Edward P. Jones and Short Stories

[By Kenton Rambsy]

Over the past week, I have focused on novelist in the “100Novels Collection” to highlight how, often times, novels take precedence over collections of short stories in shaping the legacy of writers.
Similar to Toni Cade Bambara, Edward P. Jones is known primarily as a short story writer and has even expressed a preference for the short story form. Ironically enough, though, he won the 2004 Pulitzer Prize for Fiction for his sole novel, The Known World. This occurrence leads me to wonder why novels are favored more than short stories? Moreover, I wonder do publishers produce disincentives for writers who favor short stories over novels? Exploring these questions may shed light into the political world of publishing companies and to what ends do they promote novels over collections of short stories.
Below, view a list of short stories by Edward P. Jones.

Lost in the City (1992)
The Girl Who Raised Pigeons
The First Day
The Night Rhonda Ferguson Was Killed
Young Lions
The Store
An Orange Line Train to Ballston
The Sunday Following Mother’s Day
Lost in the City
His Mother’s House
A Butterfly on F Street
A New Man
A Dark Night
All Aunt Hagar’s Children (2006)
In the Blink of God’s Eye
Spanish in the Morning
Resurrecting Methuselah
Old Boys, Old Girls
All Aunt Hagar’s Children
A Poor Guatemalan Dreams of a Downtown in Peru
Root Worker
Common Law
Adam Robinson Acquires Grandparents and a Little Sister
The Devil Swims Across the Anacostia River
A Rich Man
Bad Neighbors

One thought on “Edward P. Jones and Short Stories

  1. The Known World through out the book had many flashbacks. In my opinion it made it very confusing to try to read.

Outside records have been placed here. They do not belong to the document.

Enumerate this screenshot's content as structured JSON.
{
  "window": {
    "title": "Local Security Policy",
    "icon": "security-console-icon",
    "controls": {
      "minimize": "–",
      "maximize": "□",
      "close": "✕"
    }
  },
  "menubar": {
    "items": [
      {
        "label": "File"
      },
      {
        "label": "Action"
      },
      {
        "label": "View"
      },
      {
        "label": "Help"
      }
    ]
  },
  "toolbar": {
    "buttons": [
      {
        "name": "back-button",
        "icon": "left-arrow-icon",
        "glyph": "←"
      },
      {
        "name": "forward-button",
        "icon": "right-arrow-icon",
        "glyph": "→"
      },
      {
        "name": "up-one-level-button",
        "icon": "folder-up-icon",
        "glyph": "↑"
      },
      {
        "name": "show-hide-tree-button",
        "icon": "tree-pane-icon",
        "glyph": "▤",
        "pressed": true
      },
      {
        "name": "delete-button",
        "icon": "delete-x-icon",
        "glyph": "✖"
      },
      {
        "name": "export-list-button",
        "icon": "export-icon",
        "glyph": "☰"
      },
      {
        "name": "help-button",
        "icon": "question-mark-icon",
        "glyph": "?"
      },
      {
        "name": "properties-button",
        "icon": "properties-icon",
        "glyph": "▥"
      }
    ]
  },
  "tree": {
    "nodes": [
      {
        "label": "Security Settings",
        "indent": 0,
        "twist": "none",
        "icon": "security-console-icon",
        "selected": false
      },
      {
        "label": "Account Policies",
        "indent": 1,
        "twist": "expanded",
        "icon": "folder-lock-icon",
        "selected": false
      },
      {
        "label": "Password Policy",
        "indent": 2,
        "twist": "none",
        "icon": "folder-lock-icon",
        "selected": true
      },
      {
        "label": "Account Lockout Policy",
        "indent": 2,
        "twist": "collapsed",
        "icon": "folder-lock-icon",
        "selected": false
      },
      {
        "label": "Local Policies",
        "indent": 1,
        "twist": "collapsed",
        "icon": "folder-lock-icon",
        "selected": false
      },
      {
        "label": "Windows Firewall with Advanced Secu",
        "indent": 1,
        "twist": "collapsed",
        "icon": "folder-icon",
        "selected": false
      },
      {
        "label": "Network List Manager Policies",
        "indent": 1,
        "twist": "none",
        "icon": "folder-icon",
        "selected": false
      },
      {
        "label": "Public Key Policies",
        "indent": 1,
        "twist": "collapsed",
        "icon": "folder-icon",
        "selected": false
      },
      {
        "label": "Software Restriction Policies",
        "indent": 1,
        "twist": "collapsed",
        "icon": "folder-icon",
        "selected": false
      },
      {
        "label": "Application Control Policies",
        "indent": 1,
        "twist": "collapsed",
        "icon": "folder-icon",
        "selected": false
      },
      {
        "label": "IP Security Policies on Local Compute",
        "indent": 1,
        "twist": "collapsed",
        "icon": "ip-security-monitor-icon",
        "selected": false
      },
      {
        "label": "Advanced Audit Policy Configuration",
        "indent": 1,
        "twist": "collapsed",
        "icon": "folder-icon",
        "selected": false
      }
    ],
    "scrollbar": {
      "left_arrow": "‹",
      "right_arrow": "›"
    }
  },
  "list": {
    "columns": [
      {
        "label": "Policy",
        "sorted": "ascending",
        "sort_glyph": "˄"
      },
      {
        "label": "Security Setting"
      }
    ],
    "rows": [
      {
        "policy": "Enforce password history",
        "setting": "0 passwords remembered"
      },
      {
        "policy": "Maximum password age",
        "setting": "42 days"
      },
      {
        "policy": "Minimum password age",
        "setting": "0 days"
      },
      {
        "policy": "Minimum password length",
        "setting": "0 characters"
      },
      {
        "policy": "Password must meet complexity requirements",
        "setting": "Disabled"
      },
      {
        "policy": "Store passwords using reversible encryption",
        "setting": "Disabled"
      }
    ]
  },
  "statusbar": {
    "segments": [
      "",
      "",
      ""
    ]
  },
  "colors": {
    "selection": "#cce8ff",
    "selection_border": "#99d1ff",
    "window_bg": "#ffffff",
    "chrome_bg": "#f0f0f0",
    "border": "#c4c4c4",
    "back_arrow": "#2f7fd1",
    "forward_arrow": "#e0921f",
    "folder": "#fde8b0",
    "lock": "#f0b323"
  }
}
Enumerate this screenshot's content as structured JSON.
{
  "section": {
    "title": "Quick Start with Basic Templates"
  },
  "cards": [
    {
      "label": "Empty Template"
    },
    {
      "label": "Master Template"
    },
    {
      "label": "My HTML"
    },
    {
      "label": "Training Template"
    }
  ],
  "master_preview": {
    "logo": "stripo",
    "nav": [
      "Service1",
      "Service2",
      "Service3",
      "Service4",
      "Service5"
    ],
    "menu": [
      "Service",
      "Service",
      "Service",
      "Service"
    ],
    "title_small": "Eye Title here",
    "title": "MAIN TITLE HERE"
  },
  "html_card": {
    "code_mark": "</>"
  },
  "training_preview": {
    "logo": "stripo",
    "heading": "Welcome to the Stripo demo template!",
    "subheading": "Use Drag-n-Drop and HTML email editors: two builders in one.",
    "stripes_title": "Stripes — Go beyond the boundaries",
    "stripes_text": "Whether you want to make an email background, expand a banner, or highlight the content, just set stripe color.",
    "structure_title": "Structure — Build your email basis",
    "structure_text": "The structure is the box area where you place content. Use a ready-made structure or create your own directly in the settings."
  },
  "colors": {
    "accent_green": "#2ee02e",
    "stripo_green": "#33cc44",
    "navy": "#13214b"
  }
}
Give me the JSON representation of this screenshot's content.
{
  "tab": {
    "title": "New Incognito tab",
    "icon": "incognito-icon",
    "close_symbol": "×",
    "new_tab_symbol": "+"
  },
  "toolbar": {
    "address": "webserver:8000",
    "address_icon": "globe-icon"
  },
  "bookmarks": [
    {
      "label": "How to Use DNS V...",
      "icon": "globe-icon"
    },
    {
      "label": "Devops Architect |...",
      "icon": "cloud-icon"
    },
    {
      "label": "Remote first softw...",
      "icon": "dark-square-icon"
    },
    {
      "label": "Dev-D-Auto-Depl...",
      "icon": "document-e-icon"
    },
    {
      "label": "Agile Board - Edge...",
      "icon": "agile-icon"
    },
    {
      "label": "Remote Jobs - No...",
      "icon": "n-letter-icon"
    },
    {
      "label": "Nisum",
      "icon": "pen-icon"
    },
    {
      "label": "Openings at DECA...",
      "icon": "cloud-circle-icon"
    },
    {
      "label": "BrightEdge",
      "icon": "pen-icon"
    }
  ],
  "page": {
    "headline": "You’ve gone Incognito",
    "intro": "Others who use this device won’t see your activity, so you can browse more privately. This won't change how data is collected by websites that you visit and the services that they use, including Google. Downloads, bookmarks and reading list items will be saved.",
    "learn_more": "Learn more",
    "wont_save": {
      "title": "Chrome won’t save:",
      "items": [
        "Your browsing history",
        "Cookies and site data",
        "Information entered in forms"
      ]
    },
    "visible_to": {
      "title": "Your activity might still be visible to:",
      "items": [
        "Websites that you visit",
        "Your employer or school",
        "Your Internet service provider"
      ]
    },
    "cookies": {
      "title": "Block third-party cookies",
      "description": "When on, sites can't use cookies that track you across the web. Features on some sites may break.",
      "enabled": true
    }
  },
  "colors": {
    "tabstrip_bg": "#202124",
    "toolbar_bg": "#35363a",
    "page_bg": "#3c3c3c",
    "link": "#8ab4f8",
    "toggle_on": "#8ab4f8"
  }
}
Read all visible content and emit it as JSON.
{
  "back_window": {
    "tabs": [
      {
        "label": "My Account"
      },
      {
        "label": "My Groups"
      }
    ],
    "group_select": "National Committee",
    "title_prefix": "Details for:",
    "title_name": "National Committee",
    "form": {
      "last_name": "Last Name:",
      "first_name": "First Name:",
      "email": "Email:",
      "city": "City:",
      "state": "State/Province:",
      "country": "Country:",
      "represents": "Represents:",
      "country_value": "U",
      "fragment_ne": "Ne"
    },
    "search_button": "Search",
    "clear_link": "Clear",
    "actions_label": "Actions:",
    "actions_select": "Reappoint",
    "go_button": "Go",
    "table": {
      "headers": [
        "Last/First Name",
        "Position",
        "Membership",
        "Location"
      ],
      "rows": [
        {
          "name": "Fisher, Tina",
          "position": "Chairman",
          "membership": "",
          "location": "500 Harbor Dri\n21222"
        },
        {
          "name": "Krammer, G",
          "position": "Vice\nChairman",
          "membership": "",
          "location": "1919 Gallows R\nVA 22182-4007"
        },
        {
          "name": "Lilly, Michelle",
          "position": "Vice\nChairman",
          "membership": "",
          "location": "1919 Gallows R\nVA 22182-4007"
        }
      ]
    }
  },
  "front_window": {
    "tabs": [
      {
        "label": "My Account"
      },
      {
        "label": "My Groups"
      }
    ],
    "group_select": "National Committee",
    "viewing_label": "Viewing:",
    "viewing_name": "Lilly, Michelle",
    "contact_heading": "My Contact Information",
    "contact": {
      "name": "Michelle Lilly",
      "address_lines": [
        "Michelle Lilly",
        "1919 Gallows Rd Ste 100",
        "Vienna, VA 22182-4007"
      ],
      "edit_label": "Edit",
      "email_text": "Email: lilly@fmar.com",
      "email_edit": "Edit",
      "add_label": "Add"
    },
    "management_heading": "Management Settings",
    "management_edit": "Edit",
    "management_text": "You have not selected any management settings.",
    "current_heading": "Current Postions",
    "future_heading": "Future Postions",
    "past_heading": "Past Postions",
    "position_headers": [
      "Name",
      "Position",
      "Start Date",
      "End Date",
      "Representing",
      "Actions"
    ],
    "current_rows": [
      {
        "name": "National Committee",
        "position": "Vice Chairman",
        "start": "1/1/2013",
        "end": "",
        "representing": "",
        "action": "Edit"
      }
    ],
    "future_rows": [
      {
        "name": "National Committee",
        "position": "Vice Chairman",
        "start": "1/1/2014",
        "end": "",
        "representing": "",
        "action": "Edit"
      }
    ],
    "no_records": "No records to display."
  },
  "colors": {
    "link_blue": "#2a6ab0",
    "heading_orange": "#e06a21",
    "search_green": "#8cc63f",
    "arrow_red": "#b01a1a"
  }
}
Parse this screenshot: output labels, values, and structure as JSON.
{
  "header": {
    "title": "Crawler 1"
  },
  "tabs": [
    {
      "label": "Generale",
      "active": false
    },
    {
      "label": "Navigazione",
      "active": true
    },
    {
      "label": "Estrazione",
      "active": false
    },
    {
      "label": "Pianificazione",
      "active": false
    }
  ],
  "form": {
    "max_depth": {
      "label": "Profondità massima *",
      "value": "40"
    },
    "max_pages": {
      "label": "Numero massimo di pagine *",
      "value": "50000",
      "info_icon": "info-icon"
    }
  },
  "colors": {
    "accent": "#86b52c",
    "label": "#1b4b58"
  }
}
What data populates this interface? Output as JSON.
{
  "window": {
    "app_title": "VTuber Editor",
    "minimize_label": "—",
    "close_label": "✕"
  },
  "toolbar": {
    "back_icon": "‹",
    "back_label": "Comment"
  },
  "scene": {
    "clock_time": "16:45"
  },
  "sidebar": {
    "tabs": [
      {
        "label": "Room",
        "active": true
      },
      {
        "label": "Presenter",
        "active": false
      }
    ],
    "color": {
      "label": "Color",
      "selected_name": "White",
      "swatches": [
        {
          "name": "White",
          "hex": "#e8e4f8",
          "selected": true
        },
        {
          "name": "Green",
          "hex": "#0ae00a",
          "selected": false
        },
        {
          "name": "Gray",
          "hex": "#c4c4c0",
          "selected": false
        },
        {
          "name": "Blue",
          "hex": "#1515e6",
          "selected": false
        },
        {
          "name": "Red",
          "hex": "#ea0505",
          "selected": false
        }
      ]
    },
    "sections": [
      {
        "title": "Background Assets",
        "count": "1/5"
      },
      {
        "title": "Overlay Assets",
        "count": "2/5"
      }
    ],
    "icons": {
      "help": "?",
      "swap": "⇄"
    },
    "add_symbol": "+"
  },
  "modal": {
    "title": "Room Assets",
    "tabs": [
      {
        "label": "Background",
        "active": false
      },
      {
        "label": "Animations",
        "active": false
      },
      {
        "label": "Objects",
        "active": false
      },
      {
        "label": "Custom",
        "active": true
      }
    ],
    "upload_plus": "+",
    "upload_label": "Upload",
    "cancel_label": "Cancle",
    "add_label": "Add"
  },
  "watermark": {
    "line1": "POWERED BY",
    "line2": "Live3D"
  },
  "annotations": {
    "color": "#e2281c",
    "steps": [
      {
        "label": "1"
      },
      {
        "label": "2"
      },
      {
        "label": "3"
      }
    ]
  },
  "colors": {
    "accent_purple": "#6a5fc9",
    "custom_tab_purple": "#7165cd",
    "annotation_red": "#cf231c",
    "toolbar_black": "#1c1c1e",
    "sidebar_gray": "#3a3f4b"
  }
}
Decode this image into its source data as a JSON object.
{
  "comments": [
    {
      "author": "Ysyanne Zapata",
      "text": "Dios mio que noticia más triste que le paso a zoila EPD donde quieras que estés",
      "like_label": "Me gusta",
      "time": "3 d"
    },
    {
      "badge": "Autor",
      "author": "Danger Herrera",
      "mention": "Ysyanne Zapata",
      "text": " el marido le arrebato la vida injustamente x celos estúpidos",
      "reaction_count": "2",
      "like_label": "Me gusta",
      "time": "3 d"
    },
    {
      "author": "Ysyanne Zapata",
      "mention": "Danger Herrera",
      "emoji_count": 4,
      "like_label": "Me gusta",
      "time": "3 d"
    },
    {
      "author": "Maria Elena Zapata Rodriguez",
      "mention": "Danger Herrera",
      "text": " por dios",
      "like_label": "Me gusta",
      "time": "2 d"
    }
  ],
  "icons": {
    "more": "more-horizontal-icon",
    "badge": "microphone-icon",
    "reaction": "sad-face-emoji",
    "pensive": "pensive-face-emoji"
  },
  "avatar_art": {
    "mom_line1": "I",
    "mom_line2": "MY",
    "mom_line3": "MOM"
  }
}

For example, it would talk about Henry Townsend's funeral in one paragraph, and a paragraph later it would be talking about the past. This is not a type of book I personally enjoy reading. For some positive remarks, the book had some historical events, which made it quite interesting. It talked about how black people could own black slaves as their own property, and how black slaves really weren't treated well. The Known World really did have a good message, but I just wished the author had told the story in sequential order. It would have made it a lot easier to follow, more enjoyable, and would have made more sense.